My camera looks fine in the test but bad on calls. Why?
Video call apps compress the stream heavily based on your upload speed. Lighting also makes a larger difference than most people expect — a small lamp aimed at your face improves call quality more than a camera upgrade.
Webcam works in the test but fails in a specific app. Why?
That app lacks camera permission or has the wrong camera selected. Check the app's own video settings and its permission in your OS privacy settings.
Why is my webcam preview black even though the light is on?
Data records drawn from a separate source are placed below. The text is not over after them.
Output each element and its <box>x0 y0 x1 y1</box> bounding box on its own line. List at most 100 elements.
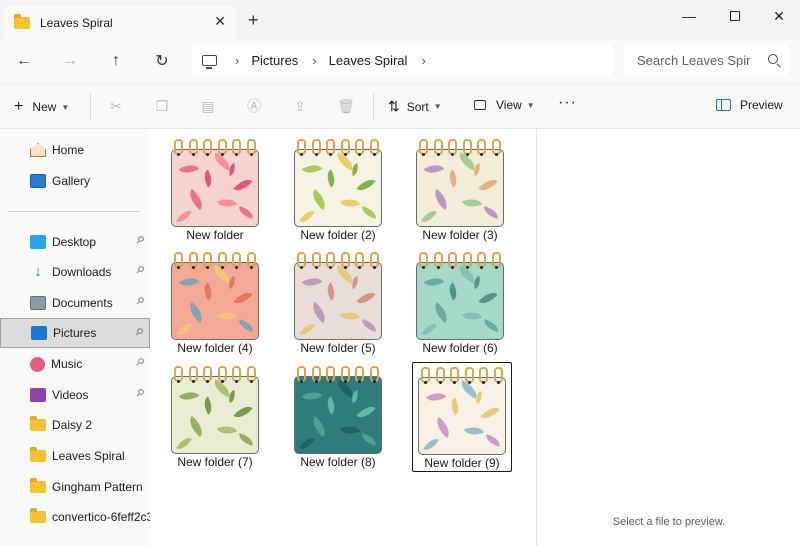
breadcrumb-leaves-spiral[interactable]: Leaves Spiral <box>329 53 408 68</box>
leaf-pattern <box>323 396 339 415</box>
breadcrumb-separator[interactable]: › <box>421 53 425 68</box>
sidebar-item-documents[interactable]: Documents ⚲ <box>0 288 150 318</box>
breadcrumb-separator[interactable]: › <box>312 53 316 68</box>
sidebar-item-pictures[interactable]: Pictures ⚲ <box>0 318 150 348</box>
command-bar: + New ▼ ✂ ❐ ▤ Ⓐ ⇪ 🗑 ⇅ Sort ▼ View ▼ ··· … <box>0 85 800 129</box>
address-bar[interactable]: › Pictures › Leaves Spiral › <box>192 44 614 76</box>
close-tab-icon[interactable]: ✕ <box>214 13 226 30</box>
spiral-ring <box>448 252 458 269</box>
spiral-ring <box>479 367 489 384</box>
tab-leaves-spiral[interactable]: Leaves Spiral ✕ <box>4 6 236 40</box>
breadcrumb-pictures[interactable]: Pictures <box>251 53 298 68</box>
sidebar-item-leaves-spiral[interactable]: Leaves Spiral <box>0 441 150 471</box>
preview-pane-icon <box>716 99 731 111</box>
leaf-pattern <box>482 206 500 219</box>
leaf-pattern <box>184 301 208 324</box>
maximize-button[interactable] <box>712 2 758 30</box>
sidebar-item-home[interactable]: Home <box>0 135 150 165</box>
folder-item[interactable]: New folder (6) <box>406 242 506 355</box>
leaf-pattern <box>360 319 378 332</box>
preview-button[interactable]: Preview <box>716 98 783 112</box>
sidebar-item-gallery[interactable]: Gallery <box>0 166 150 196</box>
leaf-pattern <box>237 433 255 446</box>
sort-button[interactable]: ⇅ Sort ▼ <box>388 98 442 115</box>
new-tab-button[interactable]: + <box>248 10 259 31</box>
new-button[interactable]: + New ▼ <box>14 98 69 116</box>
close-window-button[interactable]: ✕ <box>756 2 800 30</box>
spiral-ring <box>174 252 183 269</box>
folder-item[interactable]: New folder (2) <box>284 129 384 242</box>
sidebar-item-gingham-pattern[interactable]: Gingham Pattern <box>0 472 150 502</box>
view-button[interactable]: View ▼ <box>474 98 535 112</box>
leaf-pattern <box>216 308 238 324</box>
folder-item[interactable]: New folder (7) <box>161 356 261 469</box>
folder-label: New folder (2) <box>300 228 376 242</box>
spiral-ring <box>217 366 227 383</box>
spiral-ring <box>448 139 458 156</box>
sidebar-item-label: Leaves Spiral <box>52 449 125 463</box>
folder-thumbnail <box>416 262 504 340</box>
view-label: View <box>496 98 522 112</box>
sidebar-item-desktop[interactable]: Desktop ⚲ <box>0 227 150 257</box>
leaf-pattern <box>200 169 216 188</box>
gallery-icon <box>30 174 46 188</box>
spiral-ring <box>232 366 242 383</box>
leaf-pattern <box>447 397 463 416</box>
leaf-pattern <box>482 319 500 332</box>
cut-icon[interactable]: ✂ <box>107 97 125 115</box>
sidebar-item-label: Gallery <box>52 174 91 188</box>
sidebar-item-daisy-2[interactable]: Daisy 2 <box>0 410 150 440</box>
spiral-ring <box>419 139 428 156</box>
spiral-binding-icon <box>174 366 256 383</box>
spiral-binding-icon <box>297 139 379 156</box>
leaf-pattern <box>429 301 453 324</box>
leaf-pattern <box>480 402 500 424</box>
search-input[interactable] <box>637 52 757 68</box>
search-icon[interactable] <box>768 54 778 64</box>
folder-item[interactable]: New folder (5) <box>284 242 384 355</box>
folder-item[interactable]: New folder <box>161 129 261 242</box>
sidebar-item-videos[interactable]: Videos ⚲ <box>0 380 150 410</box>
share-icon[interactable]: ⇪ <box>291 97 309 115</box>
more-options-button[interactable]: ··· <box>558 94 577 112</box>
up-button[interactable]: ↑ <box>104 50 128 72</box>
delete-icon[interactable]: 🗑 <box>337 97 355 115</box>
spiral-ring <box>246 252 256 269</box>
preview-label: Preview <box>740 98 783 112</box>
chevron-down-icon: ▼ <box>61 102 70 112</box>
refresh-button[interactable]: ↻ <box>150 50 174 72</box>
sidebar-item-convertico-6feff2c3[interactable]: convertico-6feff2c3 <box>0 502 150 532</box>
new-label: New <box>32 100 57 114</box>
breadcrumb-separator[interactable]: › <box>235 53 239 68</box>
forward-button[interactable]: → <box>58 50 82 72</box>
sidebar-item-downloads[interactable]: ↓ Downloads ⚲ <box>0 257 150 287</box>
spiral-ring <box>174 366 183 383</box>
this-pc-icon[interactable] <box>202 54 217 69</box>
paste-icon[interactable]: ▤ <box>199 97 217 115</box>
spiral-ring <box>326 366 336 383</box>
leaf-pattern <box>323 169 339 188</box>
spiral-ring <box>188 366 198 383</box>
leaf-pattern <box>178 387 200 405</box>
leaf-pattern <box>307 415 331 438</box>
rename-icon[interactable]: Ⓐ <box>245 97 263 115</box>
leaf-pattern <box>421 320 437 339</box>
folder-item[interactable]: New folder (8) <box>284 356 384 469</box>
folder-label: New folder (5) <box>300 341 376 355</box>
spiral-ring <box>355 139 365 156</box>
back-button[interactable]: ← <box>12 50 36 72</box>
folder-label: New folder (7) <box>177 455 253 469</box>
folder-item[interactable]: New folder (9) <box>412 362 512 472</box>
spiral-ring <box>188 139 198 156</box>
plus-icon: + <box>14 98 24 115</box>
minimize-button[interactable]: — <box>666 2 712 30</box>
folder-thumbnail <box>171 149 259 227</box>
sidebar-item-label: Desktop <box>52 235 97 249</box>
folder-thumbnail <box>418 377 506 455</box>
leaf-pattern <box>478 287 498 309</box>
copy-icon[interactable]: ❐ <box>153 97 171 115</box>
sidebar-item-music[interactable]: Music ⚲ <box>0 349 150 379</box>
folder-item[interactable]: New folder (4) <box>161 242 261 355</box>
leaf-pattern <box>301 273 323 291</box>
folder-item[interactable]: New folder (3) <box>406 129 506 242</box>
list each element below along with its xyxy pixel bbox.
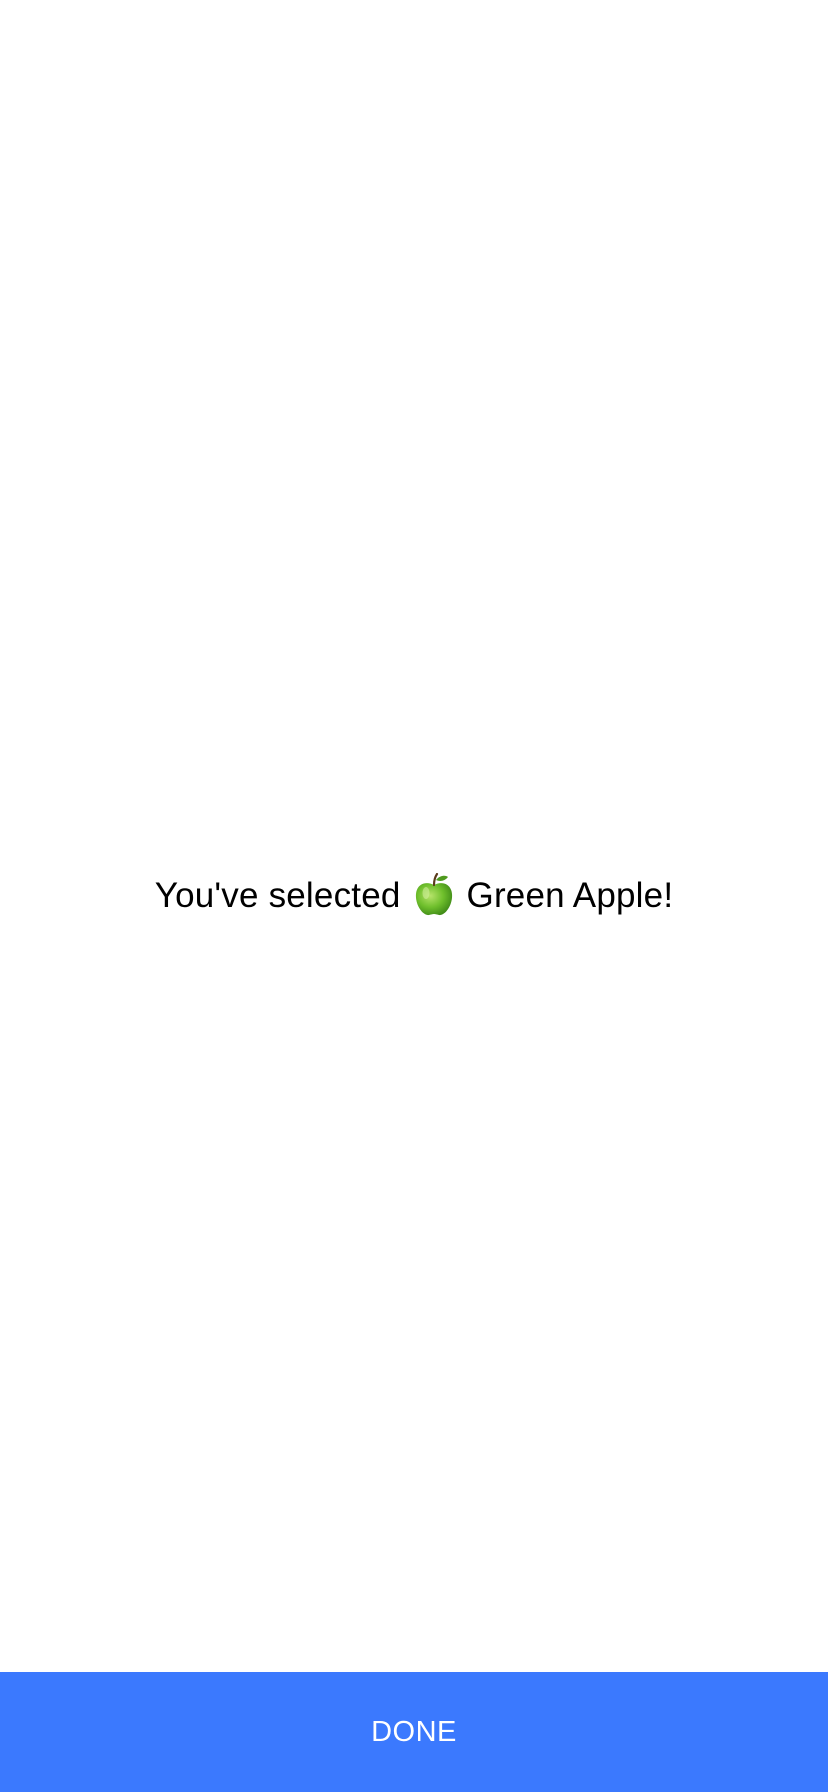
message-prefix: You've selected bbox=[154, 876, 401, 915]
selection-message: You've selected Green Apple! bbox=[0, 868, 828, 924]
done-button-label: DONE bbox=[371, 1715, 457, 1748]
selection-screen: You've selected Green Apple! DONE bbox=[0, 0, 828, 1792]
green-apple-icon bbox=[413, 873, 455, 917]
done-button[interactable]: DONE bbox=[0, 1672, 828, 1792]
message-suffix: Green Apple! bbox=[466, 876, 674, 915]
If the camera's indicator light is on but the picture is black, another app usually grabbed the feed first, or a virtual/IR camera is selected instead of the real one. Close other video apps, then pick the correct camera from the dropdown. A closed privacy shutter produces the same black screen with the light off.
How do I test a webcam on a laptop without installing software?
This page is all you need — click Start, allow access, and your live image appears. On Windows you can also open the built-in Camera app, and on a Mac, Photo Booth opens the camera, but neither is required to confirm it works.